Beginners Guide to Google Analytics- Audience Report (Part 2)

 Welcome Back. In the Previous post we learned about the Real time report section. In this post we will understand how the Audience section reports helps us in analyzing our website.



Audience Report:  This sections helps together to group users in a segment based on the marketing campaign parameters. Here we define the audiences we want to track. Let’s look at the different audience reports.

  • Active Users: This section of the audience report lets you track users who have visited your site in the last 1, 7, 14, or 30 days. It helps you measure user interests.
  • Lifetime Value: The Lifetime Value report calculates the long-term value of users acquired through a variety of methods including social, direct, organic, and referrals. You can then sort each acquisition audience and see average goal completions, pageviews, revenue, and so forth.
  • Cohort Analysis: A cohort is a group of users bound by a shared characteristic, for example, users acquired on a specific day. This report allows you to analyze a variety of data about cohorts(users).
  • Audiences: This section allows you to create more granular audiences and apply them to other sections of your analytics report. You can create and apply up to 20 audiences at a time.
  • User Explorer: This report analyzes the behavior of specific users, rather than providing a broad overview of user behavior, the way you do in the cohort analysis. For each user, you can view data such as average session duration, bounce rate, revenue, and goal conversion rate.
  • Demographics: This section allows you to view detailed information about the age and gender of your users. You can use this information to better tailor content, ads, and other marketing efforts. You can also create segments based on these categories and create remarketing audiences.
  • Interests: This section of Google Analytics helps you to target the audiences specific to your campaigns. For this you need to enable the remarketing and advertising reporting features.
  • Geo: The Geo report provides information about the location and language of your users. You can use this information to better inform new initiatives or look for new opportunities.
  • Behavior: This report can help you determine if new users are returning to your site to engage with your content. You can view data based on three sub-categories: New vs Returning, Frequency & Recency, and Engagement.

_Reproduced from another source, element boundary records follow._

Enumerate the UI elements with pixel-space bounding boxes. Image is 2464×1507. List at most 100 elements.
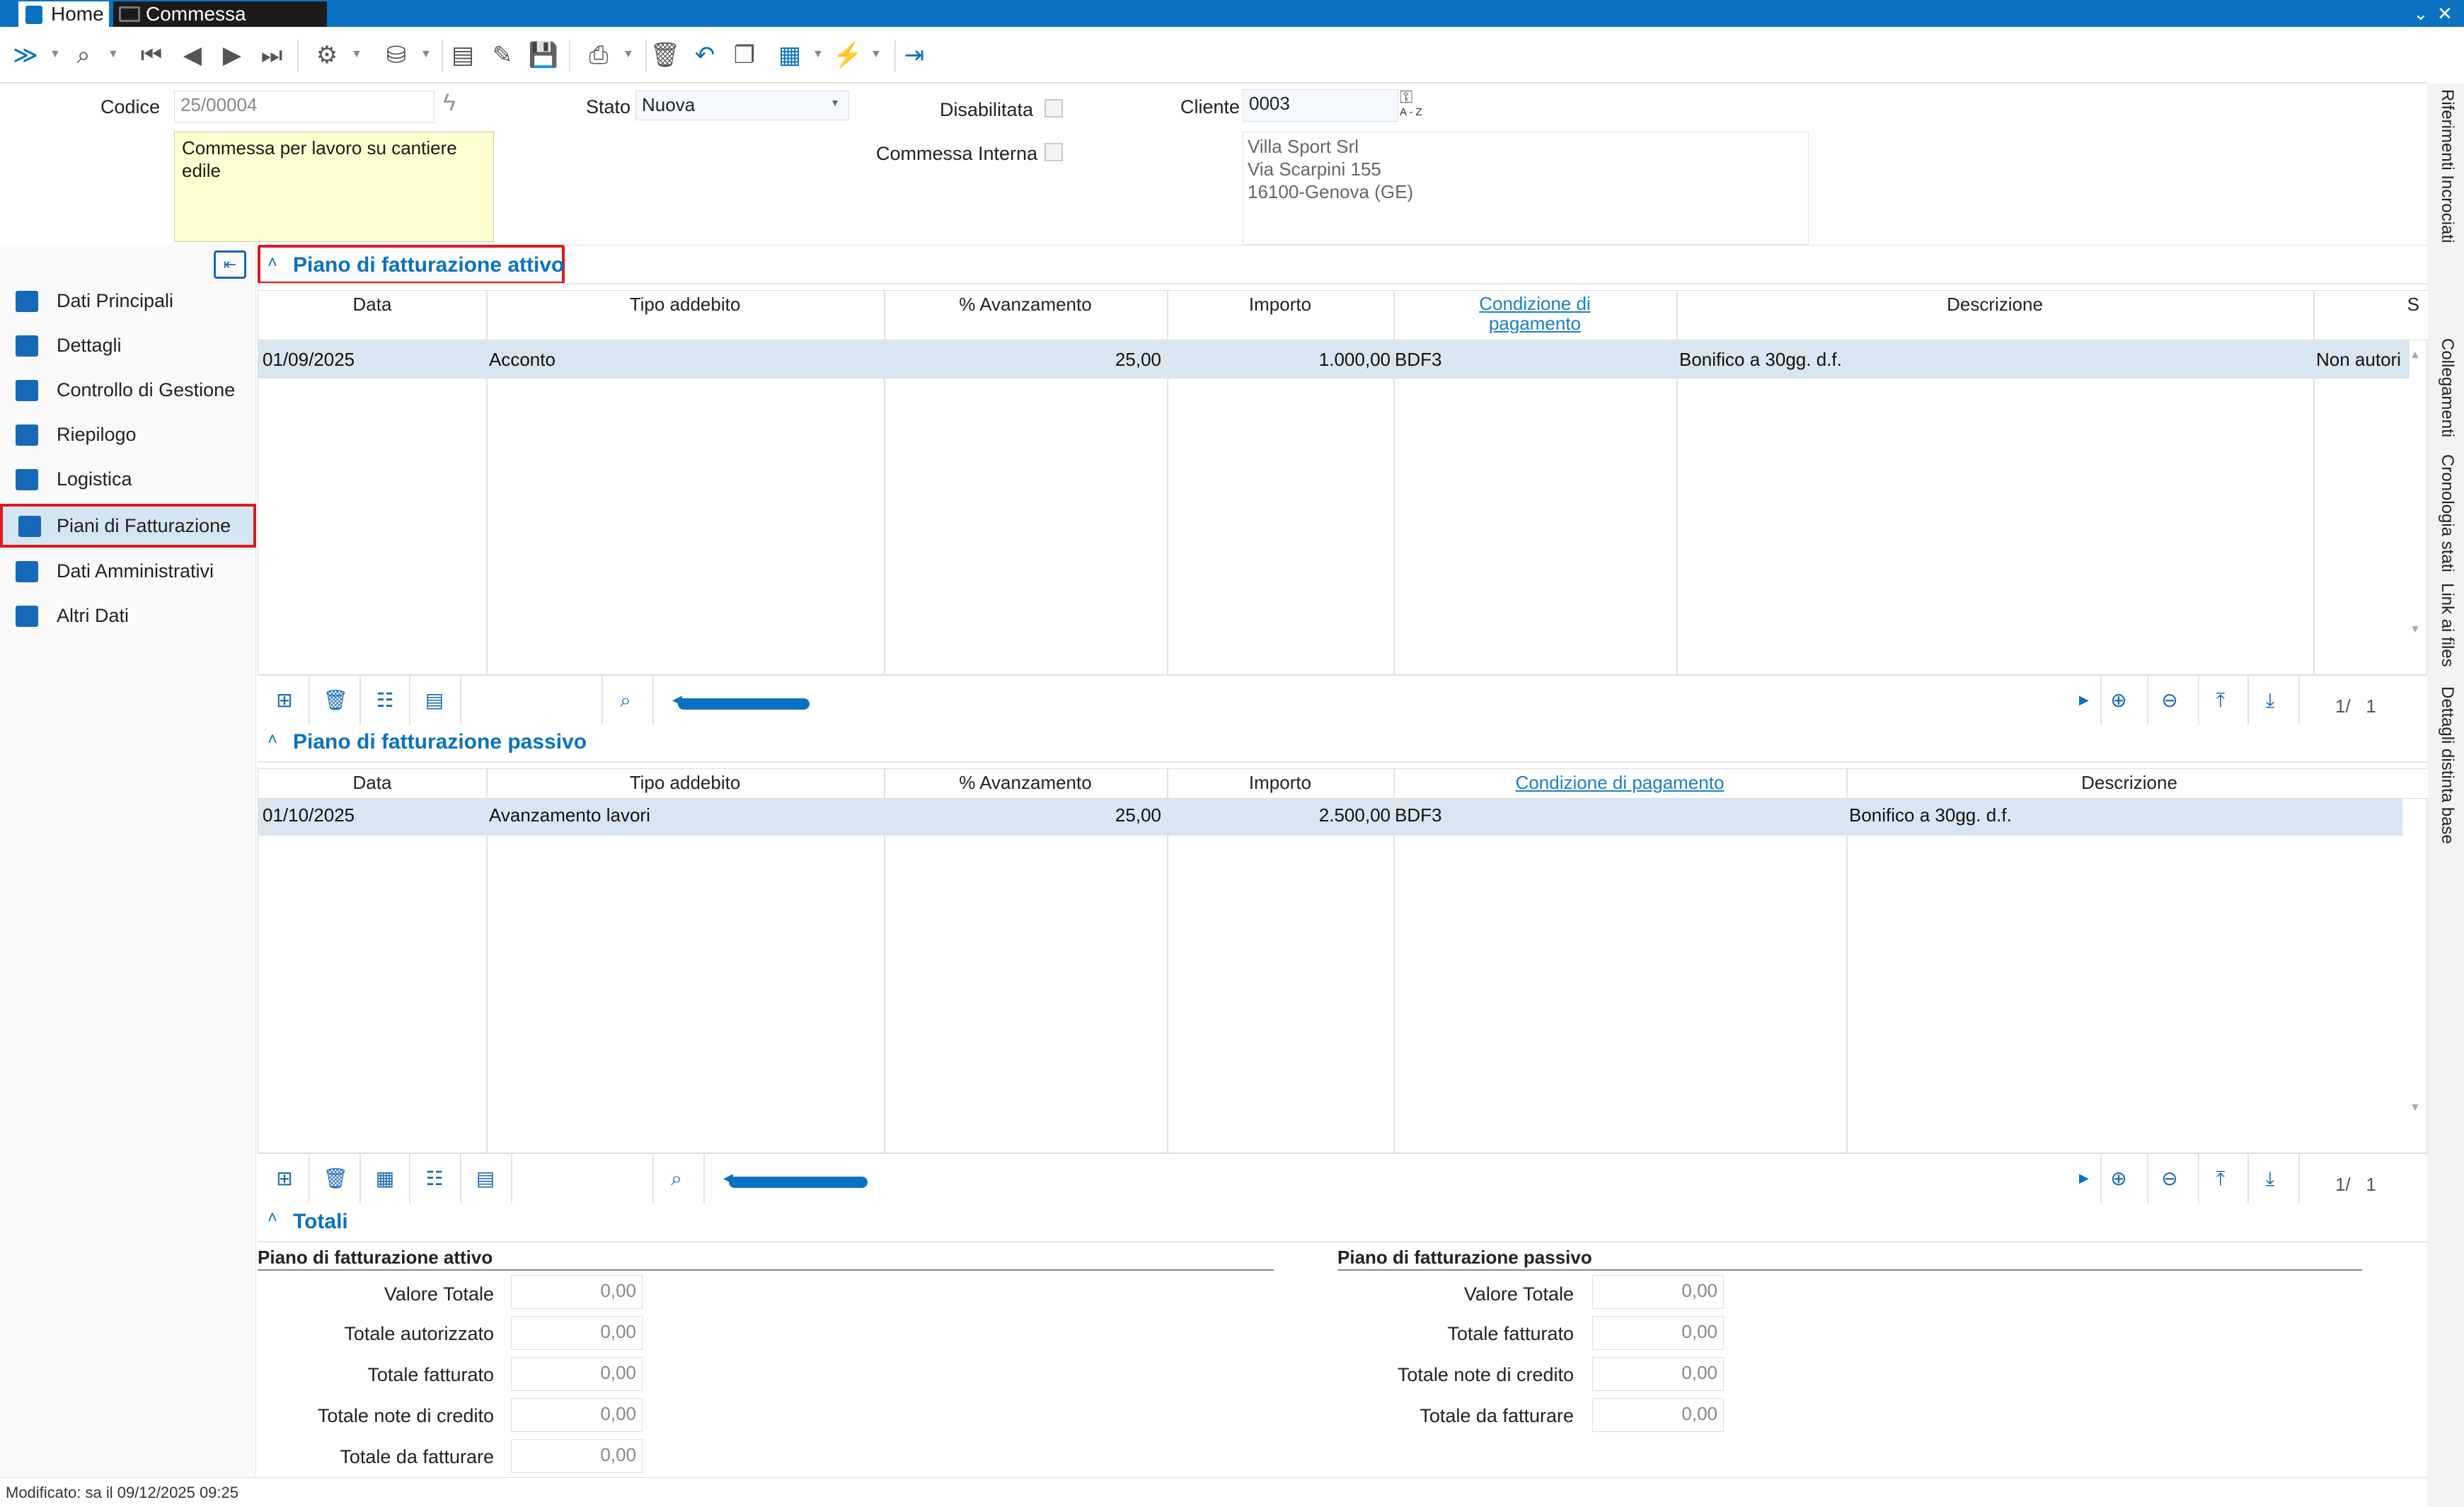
column-header-importo[interactable]: Importo (1167, 772, 1393, 794)
passivo-totale-fatturato-field[interactable]: 0,00 (1592, 1316, 1724, 1350)
table-view-icon[interactable]: ▦ (372, 1166, 398, 1191)
filter-dropdown-icon[interactable]: ▼ (351, 48, 362, 61)
column-header-avanzamento[interactable]: % Avanzamento (884, 772, 1167, 794)
tab-link-ai-files[interactable]: Link ai files (2437, 583, 2457, 667)
disabilitata-checkbox[interactable] (1044, 99, 1063, 117)
database-dropdown-icon[interactable]: ▼ (420, 48, 432, 61)
report-dropdown-icon[interactable]: ▼ (812, 48, 824, 61)
column-header-condizione-pagamento[interactable]: Condizione di pagamento (1393, 294, 1676, 333)
scroll-right-icon[interactable]: ▶ (2079, 1171, 2089, 1186)
scroll-down-icon[interactable]: ▼ (2410, 1102, 2421, 1114)
copy-icon[interactable]: ❐ (729, 40, 760, 71)
cliente-field[interactable]: 0003 (1243, 89, 1398, 122)
totale-note-credito-field[interactable]: 0,00 (511, 1398, 643, 1432)
grid-view-icon[interactable]: ▤ (473, 1166, 498, 1191)
zoom-out-icon[interactable]: ⊖ (2157, 688, 2182, 713)
tab-collegamenti[interactable]: Collegamenti (2437, 338, 2457, 437)
first-record-icon[interactable]: ⏮ (136, 40, 167, 71)
search-icon[interactable]: ⌕ (68, 40, 99, 71)
search-icon[interactable]: ⌕ (613, 688, 638, 713)
tab-cronologia-stati[interactable]: Cronologia stati (2437, 454, 2457, 572)
sidebar-item-dettagli[interactable]: Dettagli (0, 323, 256, 367)
add-row-icon[interactable]: ⊞ (272, 1166, 297, 1191)
zoom-out-icon[interactable]: ⊖ (2157, 1166, 2182, 1191)
column-header-avanzamento[interactable]: % Avanzamento (884, 294, 1167, 316)
edit-icon[interactable]: ✎ (487, 40, 518, 71)
list-details-icon[interactable]: ☷ (372, 688, 398, 713)
column-header-stato[interactable]: S (2313, 294, 2419, 316)
last-page-icon[interactable]: ⤓ (2257, 688, 2283, 713)
sidebar-item-riepilogo[interactable]: Riepilogo (0, 412, 256, 456)
totale-fatturato-field[interactable]: 0,00 (511, 1357, 643, 1391)
delete-row-icon[interactable]: 🗑 (323, 688, 348, 713)
delete-row-icon[interactable]: 🗑 (323, 1166, 348, 1191)
add-row-icon[interactable]: ⊞ (272, 688, 297, 713)
scroll-right-icon[interactable]: ▶ (2079, 693, 2089, 708)
previous-record-icon[interactable]: ◀ (177, 40, 208, 71)
actions-dropdown-icon[interactable]: ▼ (870, 48, 882, 61)
exit-icon[interactable]: ⇥ (899, 40, 930, 71)
description-textarea[interactable]: Commessa per lavoro su cantiere edile (174, 132, 494, 242)
horizontal-scrollbar[interactable] (729, 1177, 868, 1188)
search-dropdown-icon[interactable]: ▼ (108, 48, 119, 61)
search-icon[interactable]: ⌕ (664, 1166, 689, 1191)
tab-riferimenti-incrociati[interactable]: Riferimenti Incrociati (2437, 89, 2457, 243)
totale-autorizzato-field[interactable]: 0,00 (511, 1316, 643, 1350)
sidebar-item-piani-di-fatturazione[interactable]: Piani di Fatturazione (0, 504, 256, 548)
sidebar-item-dati-principali[interactable]: Dati Principali (0, 279, 256, 323)
column-header-data[interactable]: Data (258, 772, 486, 794)
column-header-descrizione[interactable]: Descrizione (1676, 294, 2313, 316)
delete-icon[interactable]: 🗑 (650, 40, 681, 71)
collapse-sidebar-icon[interactable]: ⇤ (214, 250, 246, 279)
totale-da-fatturare-field[interactable]: 0,00 (511, 1439, 643, 1473)
column-header-data[interactable]: Data (258, 294, 486, 316)
expand-dropdown-icon[interactable]: ▼ (50, 48, 61, 61)
tab-home[interactable]: Home (18, 1, 109, 27)
column-header-condizione-pagamento[interactable]: Condizione di pagamento (1393, 772, 1846, 794)
zoom-in-icon[interactable]: ⊕ (2106, 688, 2131, 713)
last-page-icon[interactable]: ⤓ (2257, 1166, 2283, 1191)
commessa-interna-checkbox[interactable] (1044, 143, 1063, 161)
next-record-icon[interactable]: ▶ (217, 40, 248, 71)
valore-totale-field[interactable]: 0,00 (511, 1275, 643, 1309)
sidebar-item-controllo-di-gestione[interactable]: Controllo di Gestione (0, 368, 256, 412)
collapse-chevron-icon[interactable]: ˄ (267, 1208, 277, 1228)
zoom-in-icon[interactable]: ⊕ (2106, 1166, 2131, 1191)
print-icon[interactable]: ⎙ (583, 40, 614, 71)
column-header-descrizione[interactable]: Descrizione (1846, 772, 2412, 794)
new-document-icon[interactable]: ▤ (447, 40, 478, 71)
lightning-icon[interactable]: ϟ (443, 89, 456, 117)
column-header-tipo-addebito[interactable]: Tipo addebito (486, 772, 884, 794)
sidebar-item-altri-dati[interactable]: Altri Dati (0, 594, 256, 637)
scroll-down-icon[interactable]: ▼ (2410, 623, 2421, 636)
last-record-icon[interactable]: ⏭ (256, 40, 287, 71)
column-header-tipo-addebito[interactable]: Tipo addebito (486, 294, 884, 316)
sidebar-item-logistica[interactable]: Logistica (0, 457, 256, 501)
grid-view-icon[interactable]: ▤ (422, 688, 447, 713)
minimize-icon[interactable]: ⌄ (2413, 0, 2429, 27)
collapse-chevron-icon[interactable]: ˄ (267, 730, 277, 750)
column-header-importo[interactable]: Importo (1167, 294, 1393, 316)
stato-select[interactable]: Nuova ▼ (635, 91, 849, 120)
sidebar-item-dati-amministrativi[interactable]: Dati Amministrativi (0, 549, 256, 593)
filter-icon[interactable]: ⚙ (311, 40, 342, 71)
undo-icon[interactable]: ↶ (689, 40, 720, 71)
print-dropdown-icon[interactable]: ▼ (623, 48, 634, 61)
passivo-totale-note-credito-field[interactable]: 0,00 (1592, 1357, 1724, 1391)
tab-commessa-standard[interactable]: Commessa Standard (113, 1, 327, 50)
key-search-icon[interactable]: ⚿ A - Z (1398, 86, 1429, 122)
passivo-totale-da-fatturare-field[interactable]: 0,00 (1592, 1398, 1724, 1432)
actions-icon[interactable]: ⚡ (832, 40, 863, 71)
save-icon[interactable]: 💾 (528, 40, 559, 71)
first-page-icon[interactable]: ⤒ (2208, 688, 2233, 713)
tab-dettagli-distinta-base[interactable]: Dettagli distinta base (2437, 686, 2457, 844)
list-details-icon[interactable]: ☷ (422, 1166, 447, 1191)
first-page-icon[interactable]: ⤒ (2208, 1166, 2233, 1191)
close-icon[interactable]: ✕ (2437, 0, 2453, 27)
codice-field[interactable]: 25/00004 (174, 91, 434, 123)
report-icon[interactable]: ▦ (774, 40, 805, 71)
collapse-chevron-icon[interactable]: ˄ (267, 253, 277, 273)
horizontal-scrollbar[interactable] (678, 698, 810, 710)
scroll-up-icon[interactable]: ▲ (2410, 349, 2421, 362)
passivo-valore-totale-field[interactable]: 0,00 (1592, 1275, 1724, 1309)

  • Technology: This report lets you learn more about how users are viewing your site, including which browser and OS they use and what network they use to connect to the internet.
  • Mobile: This report allows you to view whether users view your site with a tablet, desktop, or mobile device, as well as what specific devices, such as an Apple iPad, Samsung SM-G950 Galaxy S8, or Samsung SM-T800 Galaxy Tab S 10.5. This sections also helps you to determine if the site is optimized for the specific devices.

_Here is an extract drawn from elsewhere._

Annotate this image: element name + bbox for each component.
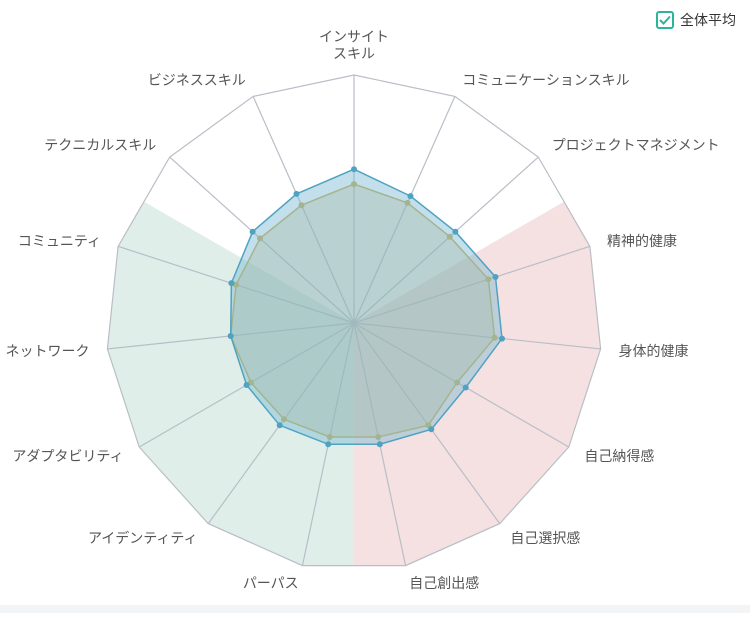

  • Custom: This area of Google Analytics lets you better define and compare user segments. Sort data by Custom Variables or User Defined is a section which allows you to view extremely detailed, customizable information about how your audience interacts with your site.
  • Benchmarking: This section allows you to compare your data to aggregated data from others in your industry. Compare yourself to the rest of your industry based on subcategories, such as Channels, Location, and Devices. You can use this data to find missed opportunities.
  • Users Flow: What do your users do once they get to your site? This report provides a visual representation of how users move through your site and can be sorted by user type. This granular data can how where specific users leave your site so you can make adjustments.